Quel est le sentiment qui prédomine
chez les familles aujourd’hui ?
Il faut bien comprendre le sens de la
démarche des familles des moines de Thibirine : ce que recherchent ces familles, c’est
nullement la vengeance. Il n’y a aucune haine, aucune animosité particulière. Elles
veulent simplement la vérité pour qu’il y ait la justice, en oubliant pas le fait
que dans cette décennie noire qu’a connue l’Algérie dans les années’90 ,il y a eu
la mort des sept moines français mais il y a eu aussi des dizaines de milliers d’autres
morts, des morts algériens et pour lesquels la vérité, la justice ne sont pas davantage
passées. Donc, c’est cette recherche-là, une recherche très consensuelle,
une recherche voulue d’ailleurs aussi par la population, par le peuple algérien, de
vérité et de justice qui guident les familles des moines de Thibirine pour aller vers
la paix, la réconciliation, tout ce que prônaient les moines …c’est ce message essentiel
qui subsiste.
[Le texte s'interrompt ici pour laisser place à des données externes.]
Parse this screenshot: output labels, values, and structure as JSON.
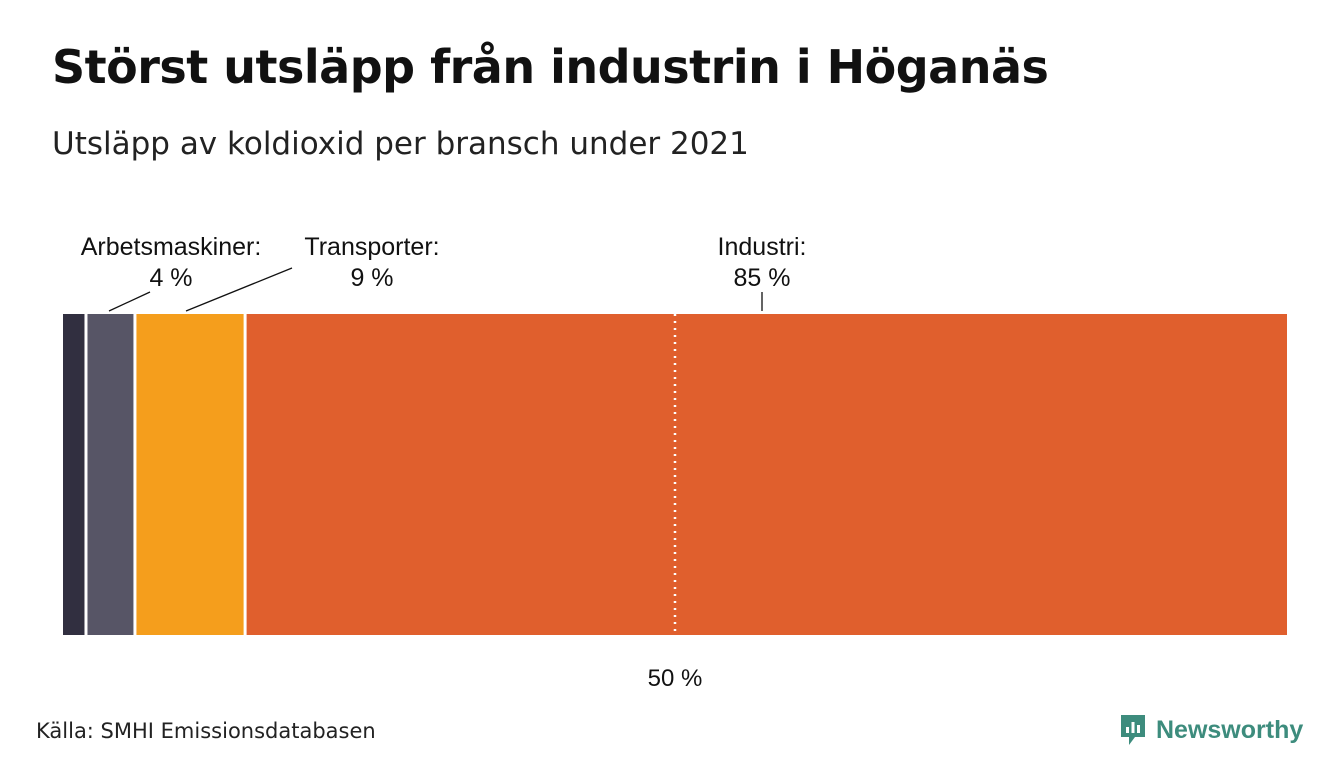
{
  "header": {
    "title": "Störst utsläpp från industrin i Höganäs",
    "subtitle": "Utsläpp av koldioxid per bransch under 2021"
  },
  "footer": {
    "source": "Källa: SMHI Emissionsdatabasen",
    "brand": "Newsworthy"
  },
  "colors": {
    "industri": "#e05f2d",
    "transporter": "#f59e1c",
    "arbetsmaskiner": "#575566",
    "other": "#312f40",
    "brand": "#3d8c7d"
  },
  "chart_data": {
    "type": "bar",
    "orientation": "horizontal-stacked-100",
    "title": "Störst utsläpp från industrin i Höganäs",
    "subtitle": "Utsläpp av koldioxid per bransch under 2021",
    "xlim": [
      0,
      100
    ],
    "reference_line": {
      "value": 50,
      "label": "50 %"
    },
    "series": [
      {
        "key": "other",
        "name": "",
        "value": 2,
        "label": "",
        "value_label": ""
      },
      {
        "key": "arbetsmaskiner",
        "name": "Arbetsmaskiner",
        "value": 4,
        "label": "Arbetsmaskiner:",
        "value_label": "4 %"
      },
      {
        "key": "transporter",
        "name": "Transporter",
        "value": 9,
        "label": "Transporter:",
        "value_label": "9 %"
      },
      {
        "key": "industri",
        "name": "Industri",
        "value": 85,
        "label": "Industri:",
        "value_label": "85 %"
      }
    ]
  }
}
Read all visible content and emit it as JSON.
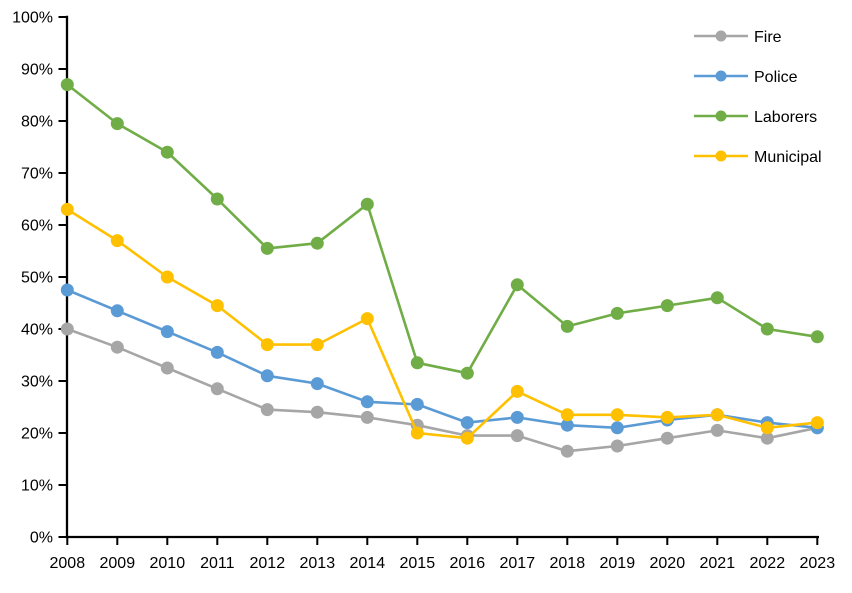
{
  "chart_data": {
    "type": "line",
    "title": "",
    "xlabel": "",
    "ylabel": "",
    "background": "#FFFFFF",
    "axis_color": "#000000",
    "grid": false,
    "ylim": [
      0,
      100
    ],
    "ytick_step": 10,
    "ytick_format": "percent",
    "y_tick_labels": [
      "0%",
      "10%",
      "20%",
      "30%",
      "40%",
      "50%",
      "60%",
      "70%",
      "80%",
      "90%",
      "100%"
    ],
    "categories": [
      "2008",
      "2009",
      "2010",
      "2011",
      "2012",
      "2013",
      "2014",
      "2015",
      "2016",
      "2017",
      "2018",
      "2019",
      "2020",
      "2021",
      "2022",
      "2023"
    ],
    "series": [
      {
        "name": "Fire",
        "color": "#A6A6A6",
        "marker": "circle",
        "values": [
          40,
          36.5,
          32.5,
          28.5,
          24.5,
          24,
          23,
          21.5,
          19.5,
          19.5,
          16.5,
          17.5,
          19,
          20.5,
          19,
          21
        ]
      },
      {
        "name": "Police",
        "color": "#5B9BD5",
        "marker": "circle",
        "values": [
          47.5,
          43.5,
          39.5,
          35.5,
          31,
          29.5,
          26,
          25.5,
          22,
          23,
          21.5,
          21,
          22.5,
          23.5,
          22,
          21
        ]
      },
      {
        "name": "Laborers",
        "color": "#70AD47",
        "marker": "circle",
        "values": [
          87,
          79.5,
          74,
          65,
          55.5,
          56.5,
          64,
          33.5,
          31.5,
          48.5,
          40.5,
          43,
          44.5,
          46,
          40,
          38.5
        ]
      },
      {
        "name": "Municipal",
        "color": "#FFC000",
        "marker": "circle",
        "values": [
          63,
          57,
          50,
          44.5,
          37,
          37,
          42,
          20,
          19,
          28,
          23.5,
          23.5,
          23,
          23.5,
          21,
          22
        ]
      }
    ],
    "legend": {
      "position": "top-right",
      "entries": [
        "Fire",
        "Police",
        "Laborers",
        "Municipal"
      ]
    }
  }
}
Comme le dit très bien le Père Veilleux qui était le numéro deux de
l’ordre des cisterciens au moment de l’enlèvement et qui est allé à Alger à ce moment-là
: « Nous ce que nous voulons, c’est pardonner, ce n’est pas la vengeance. Mais pour
pardonner, encore faut-il savoir à qui nous devons pardonner ». Et aujourd’hui, il
y a trop d’incertitudes à cet égard, nous voulons donc aller vers la vérité dans un
esprit de pacification et dans un esprit de réelle concorde.